L’apparizione di Myra anno 325

L’apparizione di Myra anno 325

Nel 325 la Vergine Maria sarebbe apparsa due volte al metropolita Nicola, prima della sua ordinazione sacerdotale e durante la celebrazione di una messa a conclusione del concilio di Nicea, per incoraggiarlo nel compimento della sua missione spirituale.

NICOLA TAUMATURGO o SAN NICOLA DI BARI

Uno dei santi ortodossi più venerati,Nicola taumaturgo, vescovo di Myra in Licia (Asia Minore), noto in Italia come Nicola di Bari.

 Nato a Patara, nella Licia, intorno al 270, mori nel 345: eletto vescovo di Mira, durante la persecuzione di Diocleziano fu imprigionato fino all’Editto di Costantino. Le sue spoglie furono trasportate a Bari, città di cui è patrono.

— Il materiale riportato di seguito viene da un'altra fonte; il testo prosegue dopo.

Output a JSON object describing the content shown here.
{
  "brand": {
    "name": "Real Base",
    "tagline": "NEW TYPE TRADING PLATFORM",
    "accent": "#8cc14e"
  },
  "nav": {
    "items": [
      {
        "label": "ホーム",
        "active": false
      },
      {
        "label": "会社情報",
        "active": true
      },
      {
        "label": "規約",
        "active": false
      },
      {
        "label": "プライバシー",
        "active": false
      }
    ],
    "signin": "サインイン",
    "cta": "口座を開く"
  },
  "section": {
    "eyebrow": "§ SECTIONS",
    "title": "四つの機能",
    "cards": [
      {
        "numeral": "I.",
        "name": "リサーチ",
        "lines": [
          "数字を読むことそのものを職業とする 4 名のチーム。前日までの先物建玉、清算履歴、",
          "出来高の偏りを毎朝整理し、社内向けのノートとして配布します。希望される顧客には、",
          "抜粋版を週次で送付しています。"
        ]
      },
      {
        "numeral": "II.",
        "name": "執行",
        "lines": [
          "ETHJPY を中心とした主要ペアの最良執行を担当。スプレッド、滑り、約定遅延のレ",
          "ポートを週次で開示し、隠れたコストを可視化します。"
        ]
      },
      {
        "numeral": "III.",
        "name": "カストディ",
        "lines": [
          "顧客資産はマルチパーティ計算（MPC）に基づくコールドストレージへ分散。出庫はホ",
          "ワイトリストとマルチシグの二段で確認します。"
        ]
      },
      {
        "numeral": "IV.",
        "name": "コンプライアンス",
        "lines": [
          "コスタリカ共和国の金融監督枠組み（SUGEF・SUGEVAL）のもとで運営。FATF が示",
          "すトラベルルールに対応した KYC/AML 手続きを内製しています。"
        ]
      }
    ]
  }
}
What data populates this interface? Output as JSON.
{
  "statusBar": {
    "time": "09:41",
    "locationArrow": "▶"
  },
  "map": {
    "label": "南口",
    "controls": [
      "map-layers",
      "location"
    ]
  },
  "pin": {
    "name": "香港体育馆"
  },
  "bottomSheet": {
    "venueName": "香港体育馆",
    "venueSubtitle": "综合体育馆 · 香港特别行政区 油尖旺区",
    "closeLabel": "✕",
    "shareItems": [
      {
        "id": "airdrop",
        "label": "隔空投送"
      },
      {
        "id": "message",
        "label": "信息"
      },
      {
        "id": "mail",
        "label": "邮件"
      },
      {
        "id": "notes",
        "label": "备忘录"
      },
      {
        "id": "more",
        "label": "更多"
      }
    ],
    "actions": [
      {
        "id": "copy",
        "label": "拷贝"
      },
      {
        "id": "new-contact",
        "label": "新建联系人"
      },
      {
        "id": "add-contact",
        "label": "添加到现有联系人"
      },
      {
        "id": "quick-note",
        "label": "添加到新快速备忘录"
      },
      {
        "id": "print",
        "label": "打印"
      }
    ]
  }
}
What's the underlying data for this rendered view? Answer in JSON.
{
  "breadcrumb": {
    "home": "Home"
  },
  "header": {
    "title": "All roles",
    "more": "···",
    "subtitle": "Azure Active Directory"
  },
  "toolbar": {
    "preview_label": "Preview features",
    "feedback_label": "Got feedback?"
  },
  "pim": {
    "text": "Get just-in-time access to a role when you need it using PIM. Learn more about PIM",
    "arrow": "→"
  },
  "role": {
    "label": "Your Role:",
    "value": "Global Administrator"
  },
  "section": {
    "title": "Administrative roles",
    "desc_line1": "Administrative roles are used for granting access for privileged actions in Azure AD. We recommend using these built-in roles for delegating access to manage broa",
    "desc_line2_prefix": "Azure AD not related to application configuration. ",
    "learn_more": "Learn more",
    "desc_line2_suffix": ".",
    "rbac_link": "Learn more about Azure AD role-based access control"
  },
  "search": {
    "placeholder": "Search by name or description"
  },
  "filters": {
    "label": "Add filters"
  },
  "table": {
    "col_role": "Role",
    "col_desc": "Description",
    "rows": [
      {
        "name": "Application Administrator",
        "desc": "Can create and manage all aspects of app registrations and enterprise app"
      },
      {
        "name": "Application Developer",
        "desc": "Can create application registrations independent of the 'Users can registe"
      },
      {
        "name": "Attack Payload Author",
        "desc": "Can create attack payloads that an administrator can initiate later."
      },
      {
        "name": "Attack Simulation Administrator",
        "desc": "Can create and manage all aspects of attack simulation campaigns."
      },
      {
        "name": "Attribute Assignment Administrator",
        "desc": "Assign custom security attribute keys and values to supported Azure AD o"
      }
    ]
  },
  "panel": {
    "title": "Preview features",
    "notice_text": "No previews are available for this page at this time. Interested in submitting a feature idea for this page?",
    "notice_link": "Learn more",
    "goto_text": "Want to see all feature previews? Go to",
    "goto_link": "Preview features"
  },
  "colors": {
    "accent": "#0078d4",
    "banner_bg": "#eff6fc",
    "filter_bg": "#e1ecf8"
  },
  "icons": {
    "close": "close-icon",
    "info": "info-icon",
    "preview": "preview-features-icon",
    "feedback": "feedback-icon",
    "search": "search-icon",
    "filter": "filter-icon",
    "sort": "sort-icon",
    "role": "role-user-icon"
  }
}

Si ricorda il 6 Dicembre.

Secondo le contemplazioni della pia Suora STIGMATIZZATA

Anna Caterina Emmerick

22 – Visioni sulla storia della Concezione di Maria Santissima

 

 

 

” Mentre dormivo fui trasportata in luoghi lontanissimi e in epoche diverse, dove ho veduto celebrare la solennità della Concezione della Santa Vergine. Ad Efeso vidi la celebrazione di questa solennità nella casa della Madre di Dio, la casa mi apparve in forma di tempio e dietro vidi la seconda Via della Passione eretta da Maria. La prima Via Crucis fu segnata a Gerusalemme con le lacrime della Madonna sulle orme insanguinate di suo Figlio, la terza poi a Roma. Molto tempo prima che si staccassero dalla Chiesa cattolica, vidi i Greci che celebravano già la Concezione di Maria. Mi apparve un Santo (forse Sabas) il quale aveva veduto la Santa Vergine sul globo terrestre mentre schiacciava la testa del serpente. Da allora egli comprese che la Madre di Dio era stata concepita Immacolata, cioè non toccata dall’alito del serpente. 

In questo contesto vidi anche che una chiesa dei Greci, o un vescovo, non voleva accettare la festa dell’Immacolata Concezione. Allora l’immagine dell’Immacolata si presentò a loro attraversando il mare, entrò nella chiesa e si collocò sull’altare maggiore. Subito dopo quell’evento miracoloso, la festa fu accettata e celebrata. Allo stesso posto dove era apparsa l’Immacolata Concezione fu appeso un dipinto meraviglioso di San Luca, raffigurante in grandezza naturale la Santa Vergine biancovestita e con un velo dello stesso colore, che corrispondeva all’abbigliamento effettivamente usato nella sua vita. Io credo che quel dipinto fosse un dono di Roma e sostituì in quella chiesa un altro di Maria Santissima a mezzo busto. In Inghilterra vidi introdurre e celebrare la festa dell’Immacolata Concezione fin dai tempi più antichi. 

Alla festa di San Nicolò ebbi una visione in cui un prete inglese che si trovava su un vascello in alto mare correva il serio pericolo di annegare nei marosi. Mentre tutti i marinai invocavano soccorso alla Madre Divina, vidi apparire nell’aria la figura del vescovo Nicolò di Myra inviato dalla Madonna che, librandosi sulle onde agitate, s’avvicinò al vascello ed offrì al prete inglese la salvezza a condizione che egli introducesse in Inghilterra la celebrazione della Concezione dell’Immacolata. Quando il prete domandò quali preghiere si dovessero elevare, il Santo gli rispose: “Le stesse che si usano in occasione del parto di Maria”. Dopo che la festa fu istituita si suppose che il sacerdote sul vascello in pericolo fosse stato un certo Anselmo.

Vidi la solennità introdotta anche in Francia e San Bernardo opporsi con i suoi scritti perché la festa non era stata ufficializzata da Roma”.